The backdrop is the Kargil war, the locations plentiful (Srinagar, Belgrade, Leh, Ladakh, sets standing in for Kashmir) and the movements cross-border. But Kaatru Veliyidai actually plays out inside a snow globe in which a man and a woman reach out to each other, move away and come close again, not because they want to, but because they have nowhere else to go.
Ratnam’s Tamil-language film (the title, loosely translated, refers to a wind-blown expanse) travels beyond his comfort zone Chennai to the wintry expanses of Kashmir. In Srinagar, Indian Air Force squadron leader Varun (Karthi) wakes up after a gruesome accident and records the presence of Leela in his mind’s eye. Since Ratnam is a firm believer in love at first sight, the fates of these two individuals are soldered together thereon, and no power in the world can uncouple them¸ including narrative logic.
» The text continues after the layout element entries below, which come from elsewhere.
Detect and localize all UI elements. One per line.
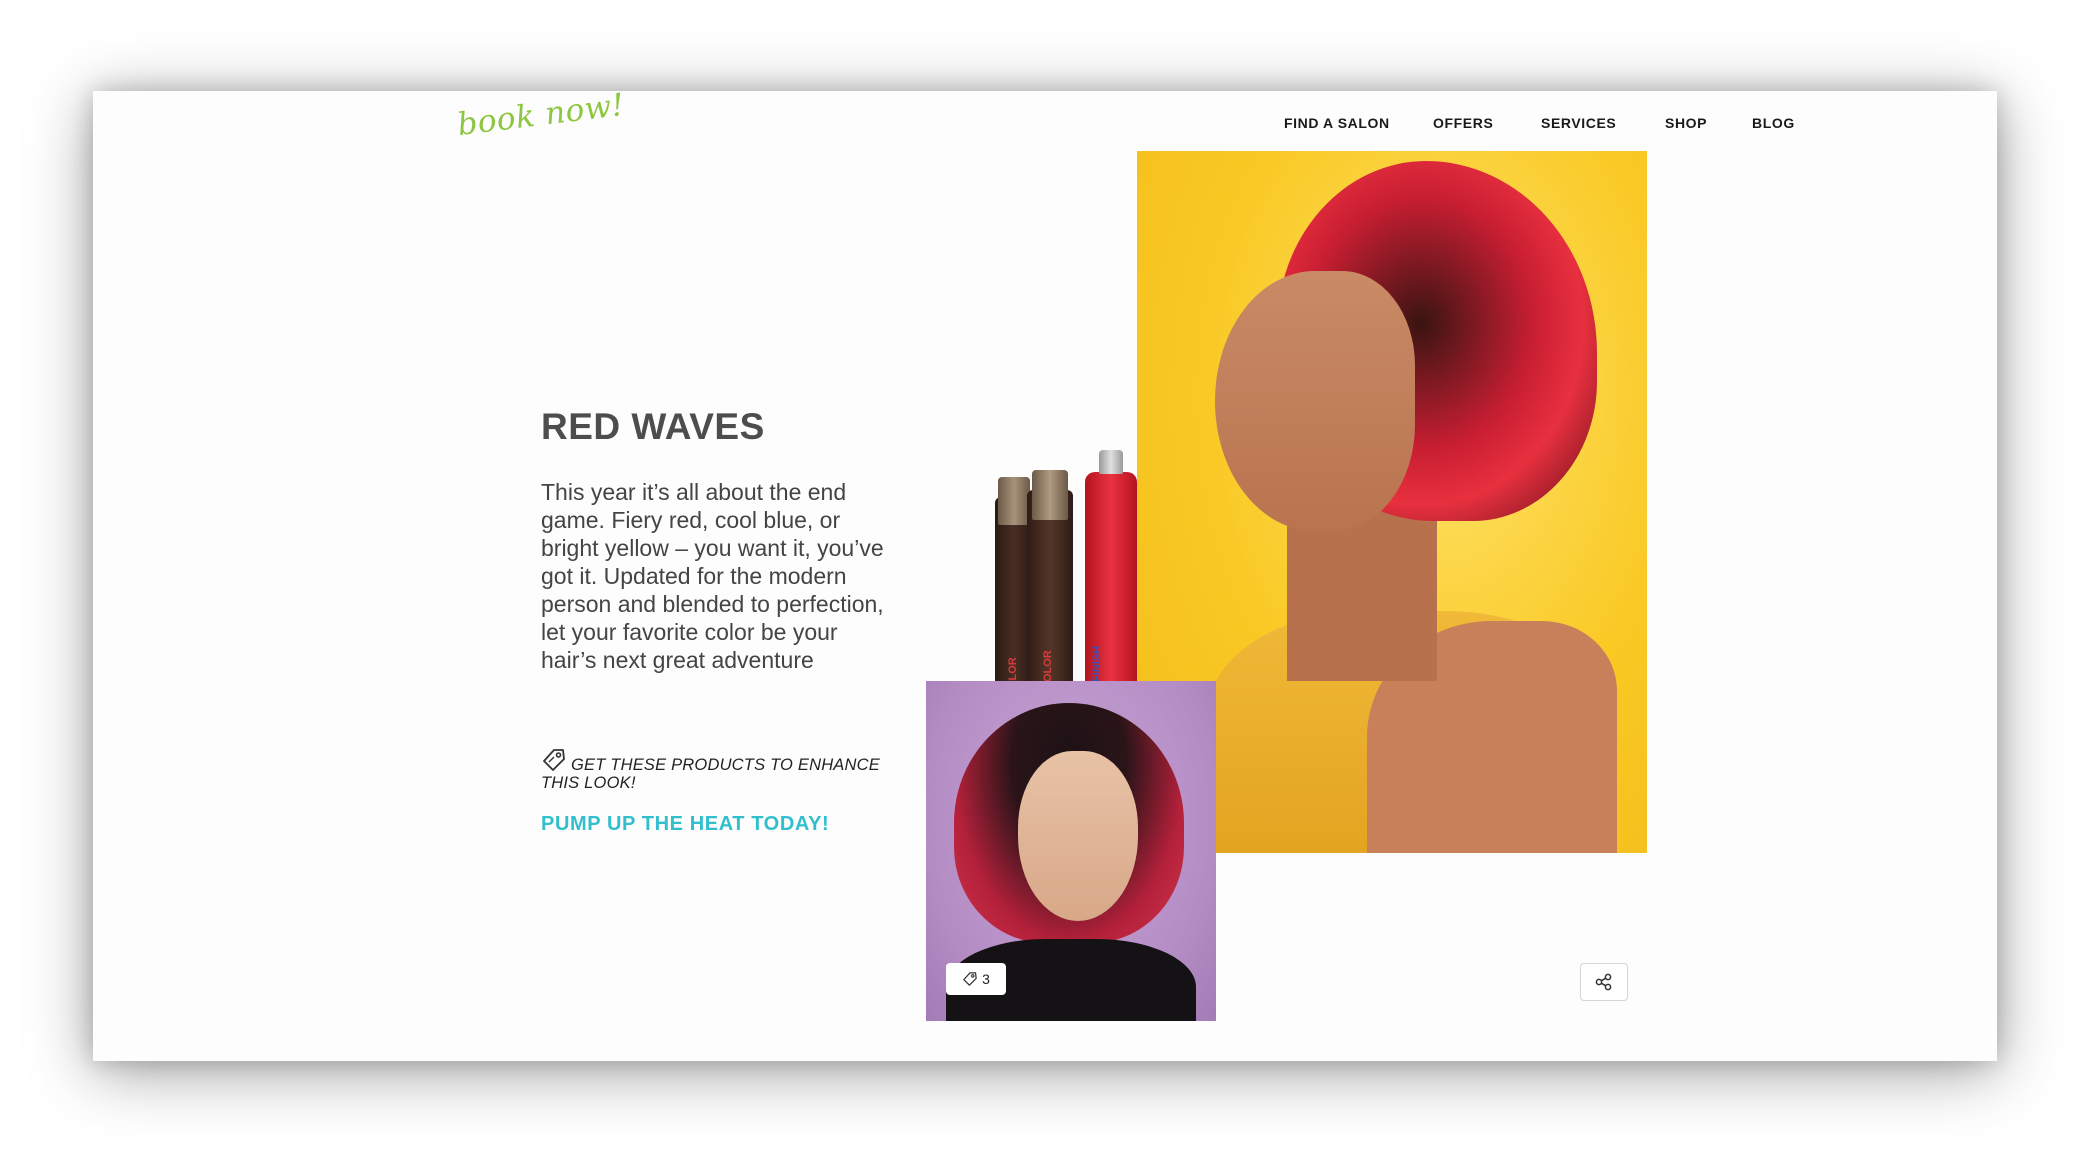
- pump-up-heat-link[interactable]: PUMP UP THE HEAT TODAY!: [541, 813, 829, 836]
- share-icon: [1595, 973, 1612, 991]
- tag-count: 3: [982, 971, 990, 987]
- nav-offers[interactable]: OFFERS: [1433, 115, 1493, 131]
- nav-shop[interactable]: SHOP: [1665, 115, 1707, 131]
- page-frame: book now! FIND A SALON OFFERS SERVICES S…: [93, 91, 1997, 1061]
- product-tag-badge[interactable]: 3: [946, 963, 1006, 995]
- main-nav: FIND A SALON OFFERS SERVICES SHOP BLOG: [93, 115, 1997, 139]
- products-prompt-text: GET THESE PRODUCTS TO ENHANCE THIS LOOK!: [541, 756, 880, 792]
- bottle3-label: FINISH: [1091, 645, 1103, 682]
- look-title: RED WAVES: [541, 406, 765, 447]
- nav-find-a-salon[interactable]: FIND A SALON: [1284, 115, 1390, 131]
- look-description: This year it’s all about the end game. F…: [541, 479, 884, 673]
- nav-blog[interactable]: BLOG: [1752, 115, 1795, 131]
- red-waves-portrait-photo[interactable]: 3: [926, 681, 1216, 1021]
- tag-icon: [543, 749, 565, 771]
- tag-icon: [963, 972, 977, 986]
- products-prompt: GET THESE PRODUCTS TO ENHANCE THIS LOOK!: [541, 747, 886, 792]
- model2-face: [1018, 751, 1138, 921]
- share-button[interactable]: [1580, 963, 1628, 1001]
- nav-services[interactable]: SERVICES: [1541, 115, 1616, 131]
A civilian doctor with her own military connections, Leela (Aditi Rao Hydari) is equally smitten by Varun. Their romance proceeds at the taxpayer’s expense – both these government officials have all the time in the world to canoodle – and Leela refuses to step back when it becomes clear that Varun is arrogant, egoistic, emotionally repressed, and potentially abusive. Leela gets her fair share of warnings – in a chilling scene that is superbly orchestrated, Varun humiliates her in front of his buddies. Yet, she returns the next day, and the next.
Fortunately for this troubled couple, the movie is set in 1999 and India is on the verge of a war with Pakistan. Varun’s capture by Pakistani forces whisks him away from Leela and throws him the lifeline of redemption.
The story unfolds as dreamy flashback , marked by the unattainable beauty that is the hallmark of every Mani Ratnam production. The movie has been fabulously lensed by Ravi S Varman. Rather than handheld shooting that is chopped into nano-second frames on the editing table, we have here a classical, stately approach with rich yet subtle colour tones and textures that flood the eye with one gorgeous image after another.
The visual distraction is welcome in the absence of psychological shading. Ratnam’s cinema has been justifiably accused of being all surface and no inner life. In Kaatru Veliyidai, he rehashes themes and moments from his previous films, but he also takes a bash at understanding the gender wars. Leela is the archetypal Mani Ratnam heroine – a spectral vision of perfection and the epitome of decorum. For a change, her submissiveness has a purpose. When she experiences her first airplane ride, she wants to scream out in joy. She takes cares to ask Varun’s permission first, and he nods in approval. Leela lets her throat muscles rip, but only after a suitable pause.
The forever tremulous Leela’s remonstrations are as gentle and light as her voice and her skin tone (she doesn’t even have the misfortune of possessing under-eye bags like mortals), but she does try to challenge Varun’s aggression and his warmongering tendencies. Varun’s family is supposedly dysfunctional, but since Ratnam packs the insight into a single scene, and it follows a rousing song, the source of Varun’s neurosis remains an enigma.
Rao Hydari’s swooning body language and dancerly gait are well suited to her character, and she fares better than Karthi, whose acting range is too limited to suggest a volcano beneath the smooth skin. Karthi’s trademark eyeball rolling and smug expression are not enough to give a measure of Varun’s complexity. The character is underwritten, and the actor who plays him unsuited to even the halfhearted demands of the script.
Several other minor characters poke their heads into the snow globe from time to time. Among the ones that make an impression are RJ Balaji as Varun’s friend and Rukmini Vijaykumar as Leela’s confidante. Delhi Ganesh and KPAC Lalitha have redundant walk-on parts, and Vipin Sharma suffers the brutal reality of an edit oriented in the direction of the leads. He has just about two scenes.
Twenty five films later, is it gratifying or stultifying to learn that Mani Ratnam still believes in the power of love to melt opposition, repair age-old schisms and fundamentally alter an individual’s personality? If there is anything to distinguish Kaatru Veliyidai from Ratnam’s previous romances, it is the suggestion that the affair has a sadomasochistic quality. Despite an obvious lack of frisson or a purpose to be together, Varun and Leela are actually made for each other. Invisible whips and torture racks are nestled in the spellbinding vistas and coded into the faux poetic pronouncements of mutual ardour – Fifty Shades of Grey, without the pain or accompanying pleasure.